Furthermore, the control unit reads the file management information from the auxiliary storage device in advance and stores it in the file information storage unit before accessing the auxiliary storage device, and when accessing the auxiliary storage device, the control unit reads the file management information from the auxiliary storage device. Since the auxiliary storage device control unit is controlled so that continuous storage areas can be input/output at once, there is also the effect that the time required for data input/output can be reduced.

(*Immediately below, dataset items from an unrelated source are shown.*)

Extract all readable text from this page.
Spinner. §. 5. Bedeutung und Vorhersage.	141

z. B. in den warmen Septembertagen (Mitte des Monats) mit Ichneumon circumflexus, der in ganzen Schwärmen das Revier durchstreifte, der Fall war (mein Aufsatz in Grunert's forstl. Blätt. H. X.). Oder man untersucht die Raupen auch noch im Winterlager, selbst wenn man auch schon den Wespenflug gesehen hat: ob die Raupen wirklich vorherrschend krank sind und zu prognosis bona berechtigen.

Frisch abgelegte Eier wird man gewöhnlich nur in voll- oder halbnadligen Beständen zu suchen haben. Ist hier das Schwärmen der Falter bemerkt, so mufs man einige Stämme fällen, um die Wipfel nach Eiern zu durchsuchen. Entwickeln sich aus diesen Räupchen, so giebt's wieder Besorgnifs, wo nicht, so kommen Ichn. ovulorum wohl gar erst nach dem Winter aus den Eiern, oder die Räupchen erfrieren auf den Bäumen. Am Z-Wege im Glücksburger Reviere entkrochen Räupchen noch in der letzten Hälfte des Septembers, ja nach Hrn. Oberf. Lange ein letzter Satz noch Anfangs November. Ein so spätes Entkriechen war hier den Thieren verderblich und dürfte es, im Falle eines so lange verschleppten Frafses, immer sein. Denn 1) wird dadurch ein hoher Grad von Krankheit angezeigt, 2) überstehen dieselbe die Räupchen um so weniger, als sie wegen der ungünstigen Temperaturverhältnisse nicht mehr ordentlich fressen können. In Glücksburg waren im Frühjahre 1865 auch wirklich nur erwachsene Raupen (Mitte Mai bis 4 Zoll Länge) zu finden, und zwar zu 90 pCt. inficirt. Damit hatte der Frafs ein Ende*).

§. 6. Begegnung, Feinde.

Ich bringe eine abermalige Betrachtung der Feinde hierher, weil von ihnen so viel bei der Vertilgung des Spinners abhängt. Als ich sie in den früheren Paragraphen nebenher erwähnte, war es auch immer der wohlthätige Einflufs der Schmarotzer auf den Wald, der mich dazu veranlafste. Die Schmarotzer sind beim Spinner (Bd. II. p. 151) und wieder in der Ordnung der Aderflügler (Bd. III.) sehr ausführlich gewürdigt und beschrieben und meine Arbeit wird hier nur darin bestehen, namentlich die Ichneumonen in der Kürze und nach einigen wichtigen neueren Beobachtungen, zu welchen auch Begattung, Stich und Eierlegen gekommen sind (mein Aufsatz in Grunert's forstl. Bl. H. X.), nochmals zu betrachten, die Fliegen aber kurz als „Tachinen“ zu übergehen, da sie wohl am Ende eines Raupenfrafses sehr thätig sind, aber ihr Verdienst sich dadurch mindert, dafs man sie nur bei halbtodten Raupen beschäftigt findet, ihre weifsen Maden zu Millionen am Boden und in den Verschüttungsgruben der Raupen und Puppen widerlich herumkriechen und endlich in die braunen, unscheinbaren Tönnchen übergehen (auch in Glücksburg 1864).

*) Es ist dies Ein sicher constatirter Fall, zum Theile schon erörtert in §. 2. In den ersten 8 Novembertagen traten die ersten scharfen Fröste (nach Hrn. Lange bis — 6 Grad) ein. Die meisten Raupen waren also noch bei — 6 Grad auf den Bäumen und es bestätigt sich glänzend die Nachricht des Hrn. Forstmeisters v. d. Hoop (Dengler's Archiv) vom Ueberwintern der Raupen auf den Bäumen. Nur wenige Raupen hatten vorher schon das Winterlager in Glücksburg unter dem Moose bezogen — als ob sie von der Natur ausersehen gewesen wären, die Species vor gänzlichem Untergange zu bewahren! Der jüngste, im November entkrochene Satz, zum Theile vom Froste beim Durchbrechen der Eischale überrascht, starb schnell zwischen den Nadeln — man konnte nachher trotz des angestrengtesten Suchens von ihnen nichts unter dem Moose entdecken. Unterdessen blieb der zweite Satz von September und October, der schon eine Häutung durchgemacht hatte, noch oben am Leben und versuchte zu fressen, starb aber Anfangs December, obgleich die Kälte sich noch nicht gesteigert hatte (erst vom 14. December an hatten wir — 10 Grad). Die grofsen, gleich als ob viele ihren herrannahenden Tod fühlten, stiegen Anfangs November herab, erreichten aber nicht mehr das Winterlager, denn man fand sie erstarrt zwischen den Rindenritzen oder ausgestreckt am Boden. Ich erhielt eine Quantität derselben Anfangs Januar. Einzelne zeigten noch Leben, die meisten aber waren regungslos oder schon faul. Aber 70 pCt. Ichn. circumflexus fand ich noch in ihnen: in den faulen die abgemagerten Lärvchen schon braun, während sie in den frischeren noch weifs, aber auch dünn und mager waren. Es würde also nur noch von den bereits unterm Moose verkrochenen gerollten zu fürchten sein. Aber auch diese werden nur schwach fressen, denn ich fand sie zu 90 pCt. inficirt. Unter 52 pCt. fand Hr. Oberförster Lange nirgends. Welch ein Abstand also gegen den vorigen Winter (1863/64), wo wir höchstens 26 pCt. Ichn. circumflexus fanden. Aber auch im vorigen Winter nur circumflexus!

[Brief explanation of the drawing]

FIG. 1 is a block diagram showing the configuration of a data input/output system according to an embodiment of the present invention, FIG. 2 is a flow chart showing the read processing procedure, FIG. 3 is a flow chart showing the write processing procedure, and FIG. FIG. 5 is a flowchart showing the operation of the auxiliary storage device at the time of termination interrupt, and FIG. 6 is a flowchart showing the operation of the image compression/expansion unit at the time of termination interrupt. Explanation of symbols of main parts 1...Image memory 2...Image compression/expansion unit 3...Buffer memory 4...Auxiliary storage device control unit... ... Auxiliary storage device 6 ... ... Control section 7 ... File information storage section

Claims (2)

[Claims] (1) An image memory for storing image data, an auxiliary storage means for storing compressed data of the image data, a first-in first-out buffer provided between the image memory and the auxiliary storage means, and an image memory for storing the image data. A data input device comprising: compression/expansion means for compressing/expanding data between a memory and the first-in, first-out buffer; and transfer control means for transferring data between the first-in, first-out buffer and the auxiliary storage means. output system. (2) an image memory that stores image data; an auxiliary storage means that divides and stores compressed data of the image data in predetermined areas, and that can read each predetermined area independently; and the image memory; A first-in, first-out buffer provided between the auxiliary storage means, a compression/expansion means for compressing and decompressing data between the image memory and the first-in, first-out buffer, and data in the auxiliary storage means is divided and stored. management information storage means for storing storage management information indicating whether or not there is an area that can be accessed consecutively among the predetermined areas that have been accessed; A data input/output system comprising: transfer control means for transferring those areas between said auxiliary storage means and said first-in first-out buffer when said storage management information indicates.